In a statement issued Monday afternoon, San Diego Mayor Todd Gloria said, “One cyclist death is too many – particularly when we know it’s preventable.”

He said his administration has taken steps to help reach the Vision Zero goal of eliminating fatalities and serious injuries on city roads.

The city founded a team to create bike lanes more quickly, joined the National Association of City Transportation officials to learn and adopt best practices, and working with SANDAG to reduce the time it takes to process a bike infrastructure permit by 75%, he added.

Gloria said saving lives should not be controversial, and that his administration will “continue to work to make sure all who use our roads, regardless of method of travel, are safe.”

Elizabeth Mayer, program manager for BikeSD, said recent cycling deaths made this an “unprecedented critical point for Mayor Todd Gloria to act.”

Mayer said 12 such fatalities have occurred in the area since the beginning of the year.

The lack of infrastructure and protected bike lanes is the main cause of the deaths, Mayer believes.

“We (cyclists) have the same rights and responsibilities as motor vehicles when we are riding on the road, and the lack of dedicated, separate bike lanes is one of the most significant reasons why we have had the crashes that we have had.”

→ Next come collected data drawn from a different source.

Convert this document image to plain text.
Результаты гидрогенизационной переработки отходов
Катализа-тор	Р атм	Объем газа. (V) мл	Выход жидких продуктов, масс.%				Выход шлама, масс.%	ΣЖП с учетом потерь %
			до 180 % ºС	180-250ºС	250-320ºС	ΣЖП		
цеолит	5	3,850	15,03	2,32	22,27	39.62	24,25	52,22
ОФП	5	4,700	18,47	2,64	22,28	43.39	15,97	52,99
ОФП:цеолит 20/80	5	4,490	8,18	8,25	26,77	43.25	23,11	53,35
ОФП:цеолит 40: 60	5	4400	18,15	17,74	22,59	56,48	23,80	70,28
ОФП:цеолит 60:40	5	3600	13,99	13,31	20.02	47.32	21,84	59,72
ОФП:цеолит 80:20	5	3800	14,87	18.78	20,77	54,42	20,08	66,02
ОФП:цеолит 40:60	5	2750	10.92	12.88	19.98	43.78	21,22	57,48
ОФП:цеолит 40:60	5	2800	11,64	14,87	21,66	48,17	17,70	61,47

Mayer added that she hopes the recent accidents don’t deter anyone from choosing to ride their bikes.

People at the press conference also pointed to carelessness of drivers.

Francisco Quiroz witnessed Shinn’s accident last week and said: “People are distracted, on the phone, under the influence of many things.”

He said the driver who hit Shinn went into the bike lane, tossing the victim into the air and knocking off one of her socks, landing about 30 feet away.

“Please be careful to us,” the 60-year-old pleaded. “Pretend that it is you who are riding; think it might be one of your family members.”

“It could be your friend, yourself. Be cautious. Be nice to us,” said the bike rider, who twice has been hit by a car while riding, seven and 10 years ago.

Quiroz, who said he has ridden his bike daily for the past 10 years, stops by and says a prayer at a memorial for Shinn along Pershing Drive where she was killed. The memorial is a white bike surrounded by flowers.

“We need to be more educated all around,” he said. “That is why this rally is going on today. But why do we have to do education after someone got killed? Why not prevent it?”